Cool! Yeah also since a single run consumes maybe 15-20 GB of RAM, running a lot of BUSCO-runs in parallel for different genomes is sadly out of the question so that "trivial parallelization" that I mentioned above won't work. So you really want to get it done using as many threads as possible.
Hello,
I'm assessing genome completeness from a de novo genome assembly.

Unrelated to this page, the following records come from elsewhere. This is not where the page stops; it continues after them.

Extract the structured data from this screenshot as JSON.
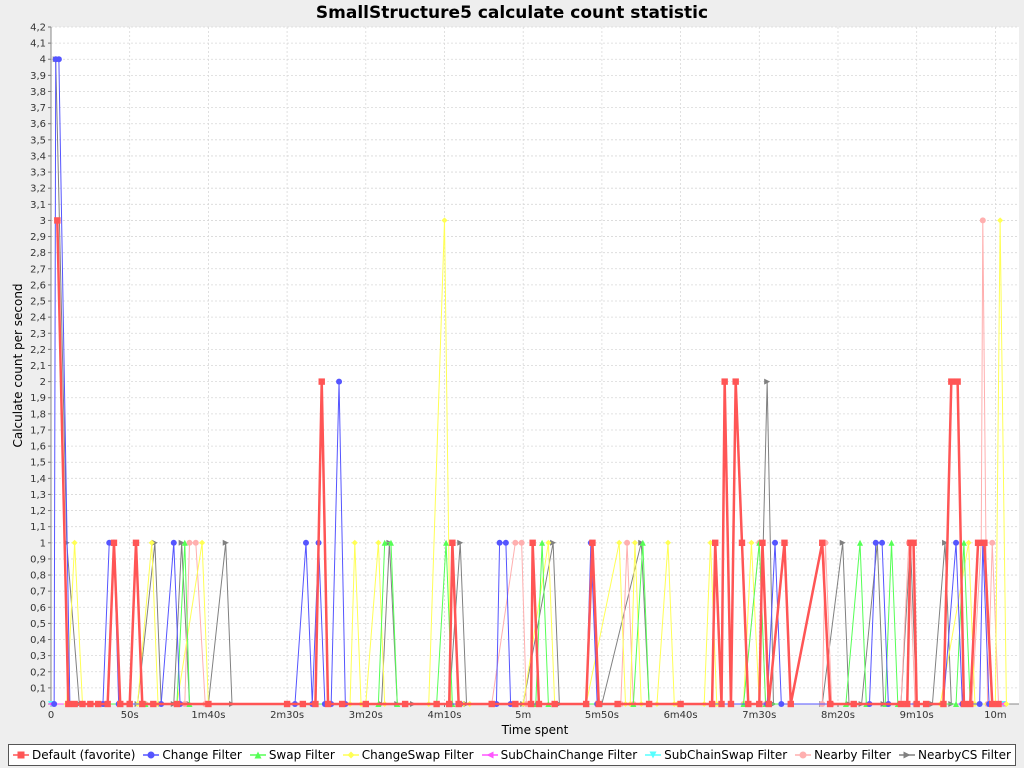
{
  "chart_data": {
    "type": "line",
    "title": "SmallStructure5 calculate count statistic",
    "xlabel": "Time spent",
    "ylabel": "Calculate count per second",
    "xlim": [
      0,
      615
    ],
    "ylim": [
      0,
      4.2
    ],
    "x_ticks": [
      {
        "value": 0,
        "label": "0"
      },
      {
        "value": 50,
        "label": "50s"
      },
      {
        "value": 100,
        "label": "1m40s"
      },
      {
        "value": 150,
        "label": "2m30s"
      },
      {
        "value": 200,
        "label": "3m20s"
      },
      {
        "value": 250,
        "label": "4m10s"
      },
      {
        "value": 300,
        "label": "5m"
      },
      {
        "value": 350,
        "label": "5m50s"
      },
      {
        "value": 400,
        "label": "6m40s"
      },
      {
        "value": 450,
        "label": "7m30s"
      },
      {
        "value": 500,
        "label": "8m20s"
      },
      {
        "value": 550,
        "label": "9m10s"
      },
      {
        "value": 600,
        "label": "10m"
      }
    ],
    "y_ticks": [
      "0",
      "0,1",
      "0,2",
      "0,3",
      "0,4",
      "0,5",
      "0,6",
      "0,7",
      "0,8",
      "0,9",
      "1",
      "1,1",
      "1,2",
      "1,3",
      "1,4",
      "1,5",
      "1,6",
      "1,7",
      "1,8",
      "1,9",
      "2",
      "2,1",
      "2,2",
      "2,3",
      "2,4",
      "2,5",
      "2,6",
      "2,7",
      "2,8",
      "2,9",
      "3",
      "3,1",
      "3,2",
      "3,3",
      "3,4",
      "3,5",
      "3,6",
      "3,7",
      "3,8",
      "3,9",
      "4",
      "4,1",
      "4,2"
    ],
    "grid": true,
    "legend_position": "bottom",
    "series": [
      {
        "name": "Default (favorite)",
        "color": "#ff5555",
        "marker": "square",
        "width": 2.5,
        "points": [
          [
            4,
            3
          ],
          [
            11,
            0
          ],
          [
            15,
            0
          ],
          [
            20,
            0
          ],
          [
            25,
            0
          ],
          [
            30,
            0
          ],
          [
            36,
            0
          ],
          [
            40,
            1
          ],
          [
            44,
            0
          ],
          [
            50,
            0
          ],
          [
            54,
            1
          ],
          [
            58,
            0
          ],
          [
            65,
            0
          ],
          [
            80,
            0
          ],
          [
            100,
            0
          ],
          [
            150,
            0
          ],
          [
            160,
            0
          ],
          [
            168,
            0
          ],
          [
            172,
            2
          ],
          [
            176,
            0
          ],
          [
            185,
            0
          ],
          [
            200,
            0
          ],
          [
            225,
            0
          ],
          [
            245,
            0
          ],
          [
            253,
            0
          ],
          [
            255,
            1
          ],
          [
            259,
            0
          ],
          [
            280,
            0
          ],
          [
            295,
            0
          ],
          [
            305,
            0
          ],
          [
            306,
            1
          ],
          [
            310,
            0
          ],
          [
            320,
            0
          ],
          [
            340,
            0
          ],
          [
            344,
            1
          ],
          [
            348,
            0
          ],
          [
            360,
            0
          ],
          [
            380,
            0
          ],
          [
            400,
            0
          ],
          [
            420,
            0
          ],
          [
            422,
            1
          ],
          [
            426,
            0
          ],
          [
            428,
            2
          ],
          [
            432,
            0
          ],
          [
            435,
            2
          ],
          [
            439,
            1
          ],
          [
            443,
            0
          ],
          [
            450,
            0
          ],
          [
            452,
            1
          ],
          [
            456,
            0
          ],
          [
            466,
            1
          ],
          [
            470,
            0
          ],
          [
            490,
            1
          ],
          [
            495,
            0
          ],
          [
            510,
            0
          ],
          [
            540,
            0
          ],
          [
            550,
            0
          ],
          [
            544,
            0
          ],
          [
            546,
            1
          ],
          [
            548,
            1
          ],
          [
            556,
            0
          ],
          [
            567,
            0
          ],
          [
            572,
            2
          ],
          [
            576,
            2
          ],
          [
            580,
            0
          ],
          [
            584,
            0
          ],
          [
            589,
            1
          ],
          [
            593,
            1
          ],
          [
            598,
            0
          ],
          [
            602,
            0
          ]
        ]
      },
      {
        "name": "Change Filter",
        "color": "#5555ff",
        "marker": "circle",
        "width": 1,
        "points": [
          [
            2,
            0
          ],
          [
            3,
            4
          ],
          [
            5,
            4
          ],
          [
            12,
            0
          ],
          [
            20,
            0
          ],
          [
            25,
            0
          ],
          [
            33,
            0
          ],
          [
            37,
            1
          ],
          [
            40,
            1
          ],
          [
            43,
            0
          ],
          [
            70,
            0
          ],
          [
            78,
            1
          ],
          [
            82,
            0
          ],
          [
            150,
            0
          ],
          [
            155,
            0
          ],
          [
            162,
            1
          ],
          [
            166,
            0
          ],
          [
            170,
            1
          ],
          [
            174,
            0
          ],
          [
            178,
            0
          ],
          [
            183,
            2
          ],
          [
            187,
            0
          ],
          [
            260,
            0
          ],
          [
            283,
            0
          ],
          [
            285,
            1
          ],
          [
            289,
            1
          ],
          [
            292,
            0
          ],
          [
            340,
            0
          ],
          [
            343,
            1
          ],
          [
            347,
            0
          ],
          [
            420,
            0
          ],
          [
            455,
            0
          ],
          [
            460,
            1
          ],
          [
            464,
            0
          ],
          [
            520,
            0
          ],
          [
            524,
            1
          ],
          [
            528,
            1
          ],
          [
            532,
            0
          ],
          [
            567,
            0
          ],
          [
            575,
            1
          ],
          [
            579,
            0
          ],
          [
            590,
            0
          ],
          [
            592,
            1
          ],
          [
            596,
            0
          ]
        ]
      },
      {
        "name": "Swap Filter",
        "color": "#55ff55",
        "marker": "triangle-up",
        "width": 1,
        "points": [
          [
            35,
            0
          ],
          [
            60,
            0
          ],
          [
            80,
            0
          ],
          [
            85,
            1
          ],
          [
            88,
            0
          ],
          [
            200,
            0
          ],
          [
            208,
            0
          ],
          [
            212,
            1
          ],
          [
            216,
            1
          ],
          [
            220,
            0
          ],
          [
            245,
            0
          ],
          [
            251,
            1
          ],
          [
            255,
            0
          ],
          [
            308,
            0
          ],
          [
            312,
            1
          ],
          [
            316,
            0
          ],
          [
            370,
            0
          ],
          [
            376,
            1
          ],
          [
            380,
            0
          ],
          [
            440,
            0
          ],
          [
            450,
            1
          ],
          [
            454,
            0
          ],
          [
            505,
            0
          ],
          [
            514,
            1
          ],
          [
            518,
            0
          ],
          [
            530,
            0
          ],
          [
            534,
            1
          ],
          [
            538,
            0
          ],
          [
            575,
            0
          ],
          [
            580,
            1
          ],
          [
            584,
            0
          ]
        ]
      },
      {
        "name": "ChangeSwap Filter",
        "color": "#ffff55",
        "marker": "diamond",
        "width": 1,
        "points": [
          [
            10,
            0
          ],
          [
            15,
            1
          ],
          [
            20,
            0
          ],
          [
            55,
            0
          ],
          [
            64,
            1
          ],
          [
            68,
            0
          ],
          [
            80,
            0
          ],
          [
            96,
            1
          ],
          [
            100,
            0
          ],
          [
            190,
            0
          ],
          [
            193,
            1
          ],
          [
            197,
            0
          ],
          [
            200,
            0
          ],
          [
            208,
            1
          ],
          [
            212,
            0
          ],
          [
            240,
            0
          ],
          [
            250,
            3
          ],
          [
            254,
            0
          ],
          [
            262,
            0
          ],
          [
            266,
            0
          ],
          [
            300,
            0
          ],
          [
            316,
            1
          ],
          [
            320,
            0
          ],
          [
            340,
            0
          ],
          [
            361,
            1
          ],
          [
            365,
            0
          ],
          [
            368,
            0
          ],
          [
            371,
            1
          ],
          [
            375,
            0
          ],
          [
            385,
            0
          ],
          [
            392,
            1
          ],
          [
            396,
            0
          ],
          [
            398,
            0
          ],
          [
            400,
            0
          ],
          [
            415,
            0
          ],
          [
            419,
            1
          ],
          [
            423,
            0
          ],
          [
            440,
            0
          ],
          [
            445,
            1
          ],
          [
            450,
            0
          ],
          [
            565,
            0
          ],
          [
            583,
            1
          ],
          [
            587,
            0
          ],
          [
            600,
            0
          ],
          [
            603,
            3
          ],
          [
            607,
            0
          ]
        ]
      },
      {
        "name": "SubChainChange Filter",
        "color": "#ff55ff",
        "marker": "triangle-left",
        "width": 1,
        "points": [
          [
            0,
            0
          ],
          [
            605,
            0
          ]
        ]
      },
      {
        "name": "SubChainSwap Filter",
        "color": "#55ffff",
        "marker": "triangle-down",
        "width": 1,
        "points": [
          [
            0,
            0
          ],
          [
            605,
            0
          ]
        ]
      },
      {
        "name": "Nearby Filter",
        "color": "#ffafaf",
        "marker": "circle",
        "width": 1,
        "points": [
          [
            30,
            0
          ],
          [
            60,
            0
          ],
          [
            85,
            0
          ],
          [
            88,
            1
          ],
          [
            92,
            1
          ],
          [
            98,
            0
          ],
          [
            280,
            0
          ],
          [
            295,
            1
          ],
          [
            299,
            1
          ],
          [
            302,
            0
          ],
          [
            362,
            0
          ],
          [
            366,
            1
          ],
          [
            370,
            0
          ],
          [
            440,
            0
          ],
          [
            450,
            1
          ],
          [
            454,
            0
          ],
          [
            490,
            0
          ],
          [
            492,
            1
          ],
          [
            496,
            0
          ],
          [
            540,
            0
          ],
          [
            545,
            1
          ],
          [
            549,
            0
          ],
          [
            585,
            0
          ],
          [
            591,
            1
          ],
          [
            595,
            0
          ],
          [
            598,
            1
          ],
          [
            602,
            0
          ],
          [
            605,
            0
          ],
          [
            592,
            3
          ]
        ]
      },
      {
        "name": "NearbyCS Filter",
        "color": "#808080",
        "marker": "triangle-right",
        "width": 1,
        "points": [
          [
            3,
            4
          ],
          [
            10,
            1
          ],
          [
            18,
            0
          ],
          [
            55,
            0
          ],
          [
            66,
            1
          ],
          [
            70,
            0
          ],
          [
            78,
            0
          ],
          [
            83,
            1
          ],
          [
            88,
            0
          ],
          [
            100,
            0
          ],
          [
            111,
            1
          ],
          [
            115,
            0
          ],
          [
            210,
            0
          ],
          [
            215,
            1
          ],
          [
            220,
            0
          ],
          [
            230,
            0
          ],
          [
            253,
            0
          ],
          [
            260,
            1
          ],
          [
            264,
            0
          ],
          [
            300,
            0
          ],
          [
            319,
            1
          ],
          [
            323,
            0
          ],
          [
            350,
            0
          ],
          [
            375,
            1
          ],
          [
            380,
            0
          ],
          [
            450,
            0
          ],
          [
            455,
            2
          ],
          [
            459,
            0
          ],
          [
            490,
            0
          ],
          [
            503,
            1
          ],
          [
            507,
            0
          ],
          [
            515,
            0
          ],
          [
            525,
            1
          ],
          [
            529,
            0
          ],
          [
            540,
            0
          ],
          [
            546,
            1
          ],
          [
            550,
            0
          ],
          [
            560,
            0
          ],
          [
            568,
            1
          ],
          [
            572,
            0
          ]
        ]
      }
    ]
  }
}
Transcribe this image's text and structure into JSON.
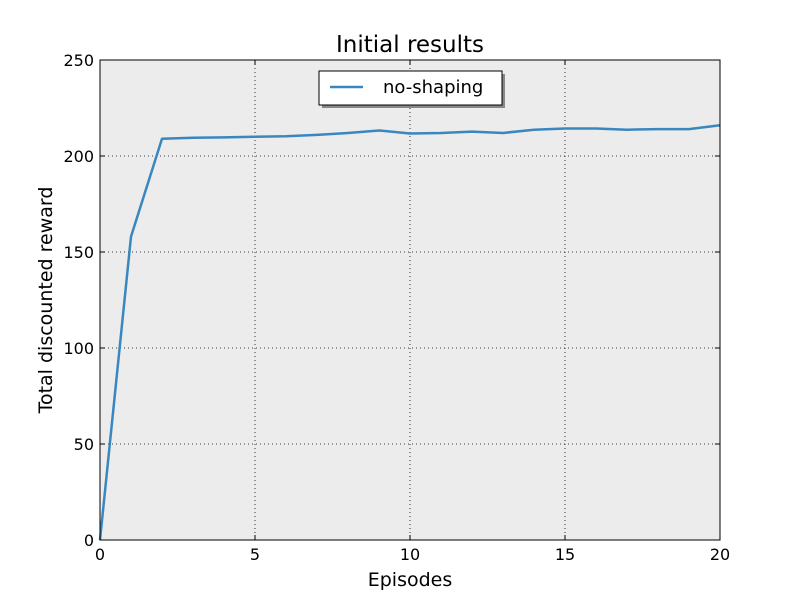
{
  "chart_data": {
    "type": "line",
    "title": "Initial results",
    "xlabel": "Episodes",
    "ylabel": "Total discounted reward",
    "xlim": [
      0,
      20
    ],
    "ylim": [
      0,
      250
    ],
    "xticks": [
      0,
      5,
      10,
      15,
      20
    ],
    "yticks": [
      0,
      50,
      100,
      150,
      200,
      250
    ],
    "grid": true,
    "legend_position": "top-center",
    "background": "#ececec",
    "series": [
      {
        "name": "no-shaping",
        "color": "#3a87c0",
        "x": [
          0,
          1,
          2,
          3,
          4,
          5,
          6,
          7,
          8,
          9,
          10,
          11,
          12,
          13,
          14,
          15,
          16,
          17,
          18,
          19,
          20
        ],
        "y": [
          0,
          158,
          209,
          209.5,
          209.7,
          210,
          210.3,
          211,
          212,
          213.3,
          211.7,
          212,
          212.7,
          212,
          213.7,
          214.3,
          214.3,
          213.7,
          214,
          214,
          216
        ]
      }
    ]
  }
}
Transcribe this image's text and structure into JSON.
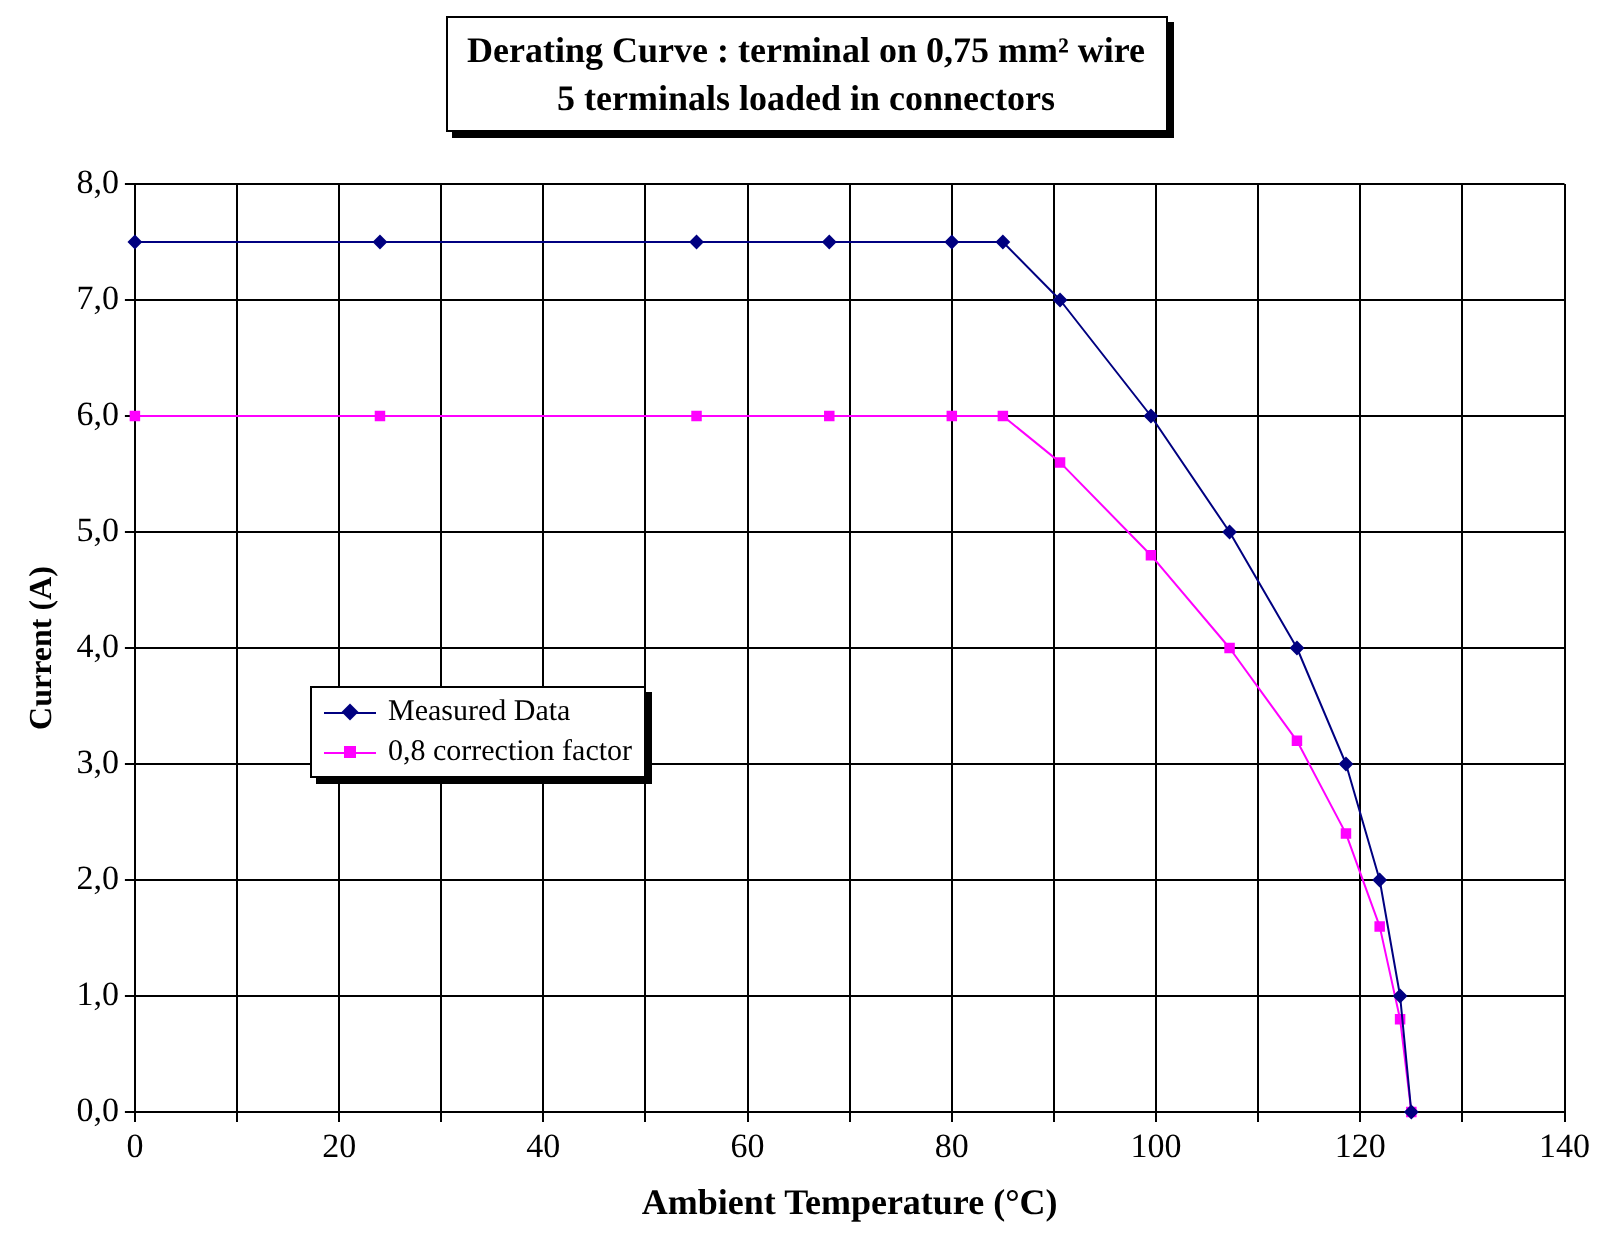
{
  "chart_data": {
    "type": "line",
    "title": "Derating Curve : terminal on 0,75 mm² wire",
    "subtitle": "5 terminals loaded in connectors",
    "xlabel": "Ambient Temperature (°C)",
    "ylabel": "Current (A)",
    "xlim": [
      0,
      140
    ],
    "xticks": [
      0,
      {
        "value": 10,
        "label": null
      },
      20,
      {
        "value": 30,
        "label": null
      },
      40,
      {
        "value": 50,
        "label": null
      },
      60,
      {
        "value": 70,
        "label": null
      },
      80,
      {
        "value": 90,
        "label": null
      },
      100,
      {
        "value": 110,
        "label": null
      },
      120,
      {
        "value": 130,
        "label": null
      },
      140
    ],
    "ylim": [
      0,
      8
    ],
    "yticks": [
      {
        "value": 0,
        "label": "0,0"
      },
      {
        "value": 1,
        "label": "1,0"
      },
      {
        "value": 2,
        "label": "2,0"
      },
      {
        "value": 3,
        "label": "3,0"
      },
      {
        "value": 4,
        "label": "4,0"
      },
      {
        "value": 5,
        "label": "5,0"
      },
      {
        "value": 6,
        "label": "6,0"
      },
      {
        "value": 7,
        "label": "7,0"
      },
      {
        "value": 8,
        "label": "8,0"
      }
    ],
    "grid": true,
    "legend": "left",
    "line_style": "solid",
    "series": [
      {
        "name": "Measured Data",
        "color": "#000080",
        "marker": "diamond",
        "x": [
          0,
          24,
          55,
          68,
          80,
          85,
          90.6,
          99.5,
          107.2,
          113.8,
          118.6,
          121.9,
          123.9,
          125
        ],
        "values": [
          7.5,
          7.5,
          7.5,
          7.5,
          7.5,
          7.5,
          7,
          6,
          5,
          4,
          3,
          2,
          1,
          0
        ]
      },
      {
        "name": "0,8 correction factor",
        "color": "#ff00ff",
        "marker": "square",
        "x": [
          0,
          24,
          55,
          68,
          80,
          85,
          90.6,
          99.5,
          107.2,
          113.8,
          118.6,
          121.9,
          123.9,
          125
        ],
        "values": [
          6,
          6,
          6,
          6,
          6,
          6,
          5.6,
          4.8,
          4,
          3.2,
          2.4,
          1.6,
          0.8,
          0
        ]
      }
    ]
  }
}
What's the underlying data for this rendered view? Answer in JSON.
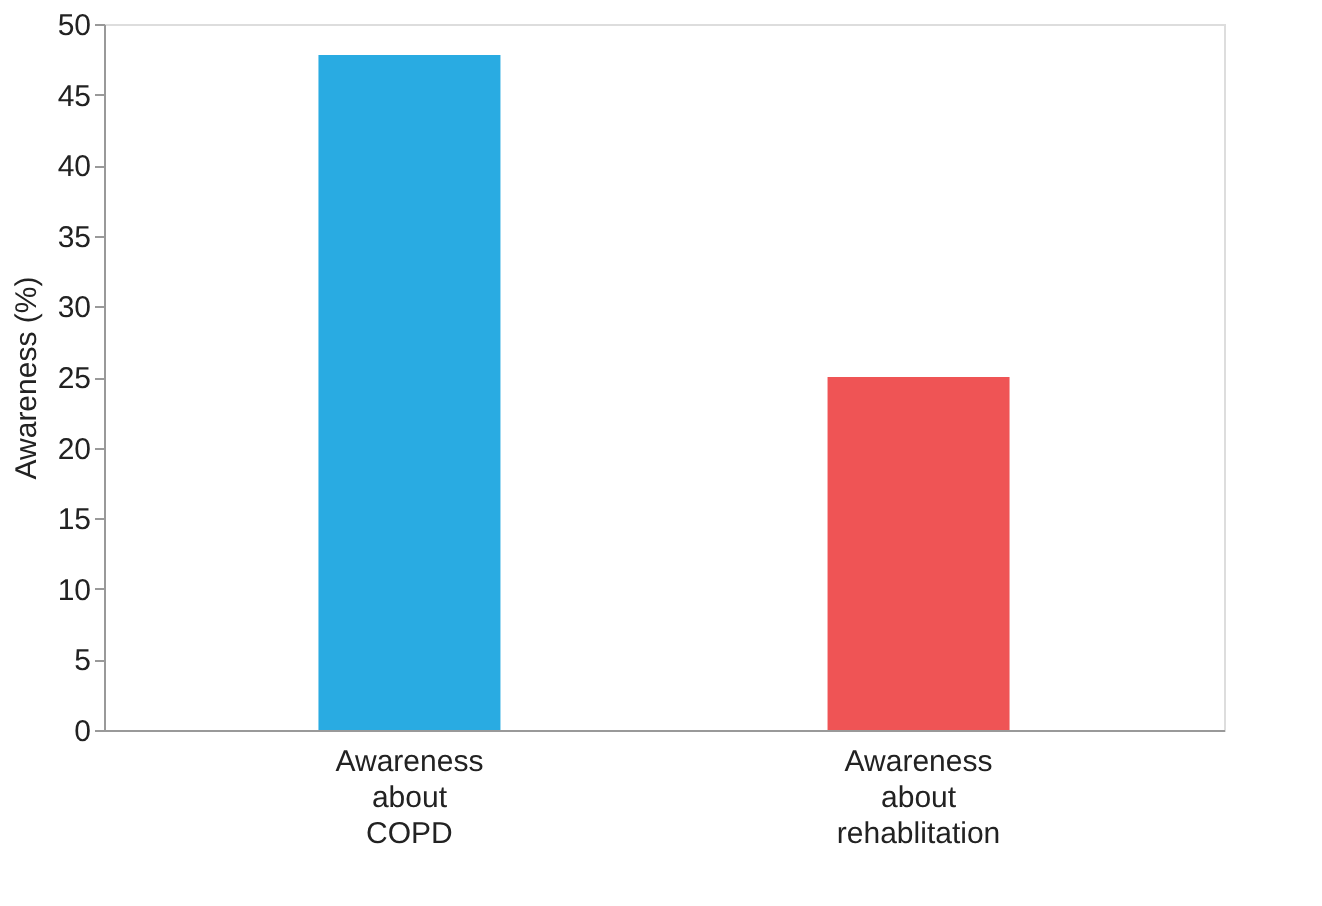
{
  "chart_data": {
    "type": "bar",
    "ylabel": "Awareness (%)",
    "categories": [
      "Awareness about COPD",
      "Awareness about rehablitation"
    ],
    "values": [
      47.8,
      25
    ],
    "colors": [
      "#29abe2",
      "#ef5455"
    ],
    "ylim": [
      0,
      50
    ],
    "yticks": [
      0,
      5,
      10,
      15,
      20,
      25,
      30,
      35,
      40,
      45,
      50
    ],
    "grid": false,
    "legend": false
  }
}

When I run BUSCO --miniprot and compleasm there is a slight different between the results. Perhaps Do you know what's the reason for this?
dataset eurotiales_odb10
Busco result: C:95.8%[S:95.4%,D:0.4%],F:0.3%,M:3.9%,n:4191,E:35.9%
4012 Complete BUSCOs (C) (of which 1441 contain internal stop codons) | 3997 Complete and single-copy BUSCOs (S) | 15 Complete and duplicated BUSCOs (D) | 11 Fragmented BUSCOs (F) | 168 Missing BUSCOs (M) | 4191 Total BUSCO groups searched |
command used: busco -f --miniprot -c 32 -l eurotiales_odb10 -m genome -i assembly.fasta -o out_busco_miniprot
Compleasm result:
S:97.18%, 4073 D:0.12%, 5 F:0.12%, 5 I:0.00%, 0 M:2.58%, 108 N:4191
command used: compleasm run -t 32 -l eurotiales_odb10 -a assembly.fasta -o out_compleasm
Thank you very much
Pretty clear. Thank you very much.
Possibly, though I removed some multi-threaded post-processing from other areas of the code because the overhead of setting up processes was actually more costly than running on 1 cpu. This case might be different - I'll take a closer look and see what we can do.